Mrs. McCorkle walks among her flowers, and she hums a song whose words evaporate in a mist as she tries to recall them. She hums all the more vigorously to compensate for the missing lyrics. In the yard next door, her neighbor stands still and stares pie-eyed into the sky, God's moony and smirking face dangling just beyond his grasp, she thinks, tormenting him. Mrs. McCorkle looks up at the sky and remarks that it is that curious shade of blue that threatens to gray at the slightest provocation. A little precipitation would not be unwelcome, would slake the thirst, she thinks as she regards the parched petals of her tulips, arid red and yellow tongues awaiting a whetting, the arousal that drink is. Drink to me only hm-mm hm hm-mm. When her neighbor falls to his knees, she looks again to the sky to discern what might have precipitated this penitent posture. The sky has in fact darkened, though it appears also eerily bright, like a harsh revelation, and the clouds seem to rush across the charred blue toward an invisible exit in the ether. When she looks again to her garden, Harlan stands before her, his big feet rendering violence to her sweet william, suddenly martyred beneath his heavy brogans. He motions her toward him, and as she takes a step, in his face flash the lives of other people, their histories and destinies churning kaleidoscopically, obscuring the comforting blue of her husband's eyes. Harlan's palsied hands reach toward her, and she singles out among the pictures twisting his face that of a flying boy, wispily gliding through the air like the seed of a milkweed. Then Harlan begins to dim and wither, a slight condensation warming the air and rising toward the brooding sky, and she misses him.

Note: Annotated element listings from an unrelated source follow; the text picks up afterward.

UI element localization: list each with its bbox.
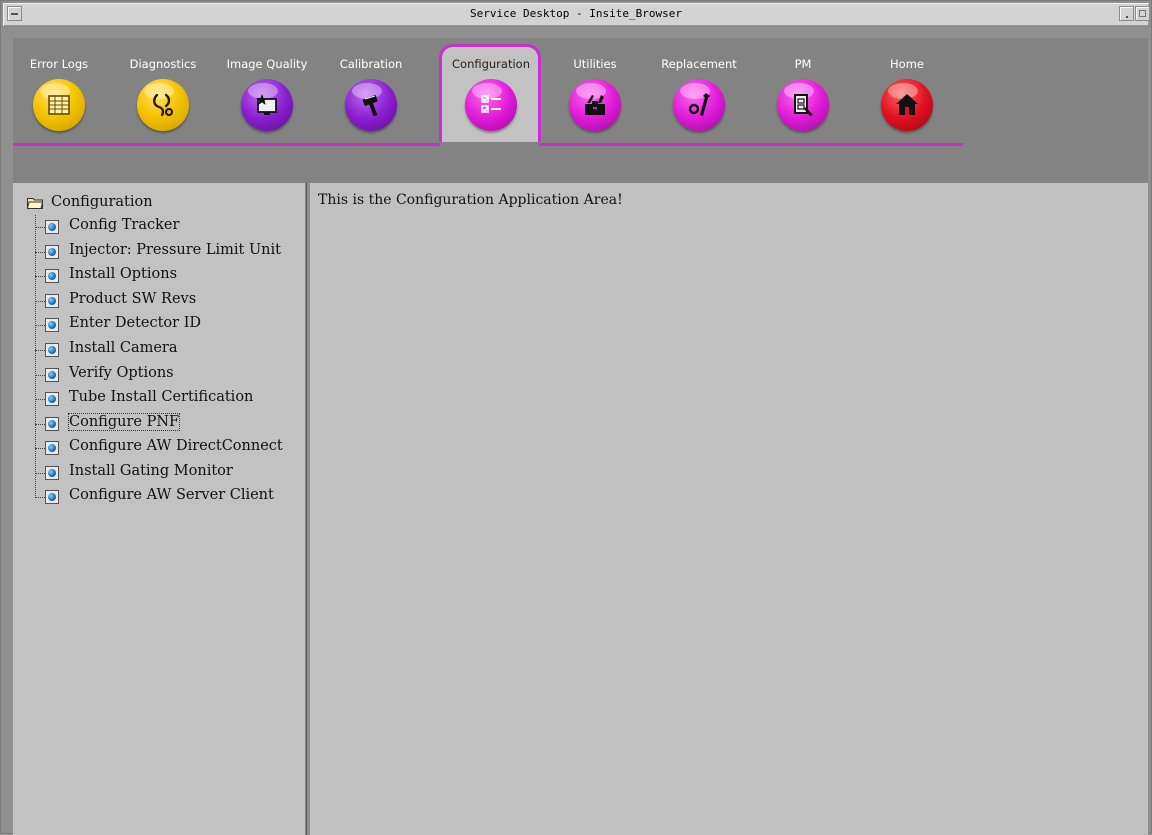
config-item-icon bbox=[45, 466, 59, 480]
tab-label: Image Quality bbox=[226, 57, 308, 71]
title-bar[interactable]: Service Desktop - Insite_Browser bbox=[3, 3, 1150, 27]
folder-open-icon bbox=[27, 198, 43, 209]
tab-label: Calibration bbox=[339, 57, 403, 71]
config-item-icon bbox=[45, 441, 59, 455]
tab-replacement[interactable]: Replacement bbox=[647, 47, 751, 133]
checklist-icon bbox=[465, 79, 517, 131]
config-item-icon bbox=[45, 368, 59, 382]
pm-document-wrench-icon bbox=[777, 79, 829, 131]
tab-label: PM bbox=[794, 57, 812, 71]
wrench-icon bbox=[673, 79, 725, 131]
config-item-icon bbox=[45, 245, 59, 259]
tab-pm[interactable]: PM bbox=[751, 47, 855, 133]
active-tab-underline bbox=[539, 143, 963, 146]
tab-label: Configuration bbox=[452, 57, 530, 71]
tab-image-quality[interactable]: Image Quality bbox=[215, 47, 319, 133]
tab-label: Error Logs bbox=[29, 57, 89, 71]
minimize-button[interactable] bbox=[1119, 6, 1134, 21]
toolbox-icon bbox=[569, 79, 621, 131]
tab-calibration[interactable]: Calibration bbox=[319, 47, 423, 133]
config-item-icon bbox=[45, 294, 59, 308]
tab-label: Home bbox=[890, 57, 924, 71]
config-item-icon bbox=[45, 269, 59, 283]
tab-error-logs[interactable]: Error Logs bbox=[7, 47, 111, 133]
app-window: Service Desktop - Insite_Browser Error L… bbox=[0, 0, 1152, 835]
tab-diagnostics[interactable]: Diagnostics bbox=[111, 47, 215, 133]
tab-utilities[interactable]: Utilities bbox=[543, 47, 647, 133]
log-table-icon bbox=[33, 79, 85, 131]
window-title: Service Desktop - Insite_Browser bbox=[470, 7, 682, 20]
content-area: Configuration Config Tracker Injector: P… bbox=[13, 183, 1148, 835]
tab-home[interactable]: Home bbox=[855, 47, 959, 133]
tree-connector-line bbox=[35, 215, 36, 498]
service-toolbar: Error Logs Diagnostics Image Quality Cal… bbox=[13, 38, 1148, 183]
config-item-icon bbox=[45, 490, 59, 504]
config-item-icon bbox=[45, 417, 59, 431]
calibration-tool-icon bbox=[345, 79, 397, 131]
tab-label: Replacement bbox=[661, 57, 737, 71]
application-area-message: This is the Configuration Application Ar… bbox=[318, 192, 623, 208]
stethoscope-icon bbox=[137, 79, 189, 131]
application-area: This is the Configuration Application Ar… bbox=[310, 183, 1148, 835]
tree-root-label: Configuration bbox=[51, 194, 153, 210]
tab-label: Diagnostics bbox=[129, 57, 197, 71]
navigation-tree-panel: Configuration Config Tracker Injector: P… bbox=[13, 183, 306, 835]
config-item-icon bbox=[45, 318, 59, 332]
tab-label: Utilities bbox=[573, 57, 617, 71]
config-item-icon bbox=[45, 343, 59, 357]
monitor-star-icon bbox=[241, 79, 293, 131]
tab-configuration[interactable]: Configuration bbox=[439, 47, 543, 133]
home-icon bbox=[881, 79, 933, 131]
config-item-icon bbox=[45, 220, 59, 234]
config-item-icon bbox=[45, 392, 59, 406]
active-tab-underline bbox=[13, 143, 441, 146]
maximize-button[interactable] bbox=[1135, 6, 1150, 21]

Elsewhere in What Cheer, silver disks spin in the air and glint in the occasional sunlight. Martin LaFavor wipes the drops of water from his glasses and watches his father disassemble the lawnmower. He wonders why his father has chosen to attend to Sunday's yard work today, why he's not out knocking on the doors of doctors and hospital administrators, pitching the wonders of pharmaceutical advancements. The lawnmower's guts are spread around him on the lawn, and Martin feels queasy when he gazes on the carnage. The lawnmower lies on its side like a tranquilized beast unaware that it will awake to its own messy dispersion, fragments unable to coalesce. Martin cannot help but be moved by the plight of the lawnmower. Periodically, Martin's father looks up and growls at the helplessness that his son's hands dangling at his sides confirm. Martin knows his father thinks he is a squandering of genes, genetic dross, Martin's very presence an excess, knows the story his father tells himself, that his own stout and indomitable sperm was seduced by the come-hither blandishments of a crafty egg concealing corruption within. Martin sees his mother standing at the window in his bedroom, looking vaguely aggrieved as her eyes follow a formation of geese pointing toward the other side of the sky.

Thin clouds prowl across the sky like cats stalking sparrows, and all the residents of What Cheer who stand in their greening yards, hands reaching out toward a trickle of sun, look above to see the sky eddy with the gauzy ylem of imminent consequences, kneel beneath the heft of sins they've yet to commit.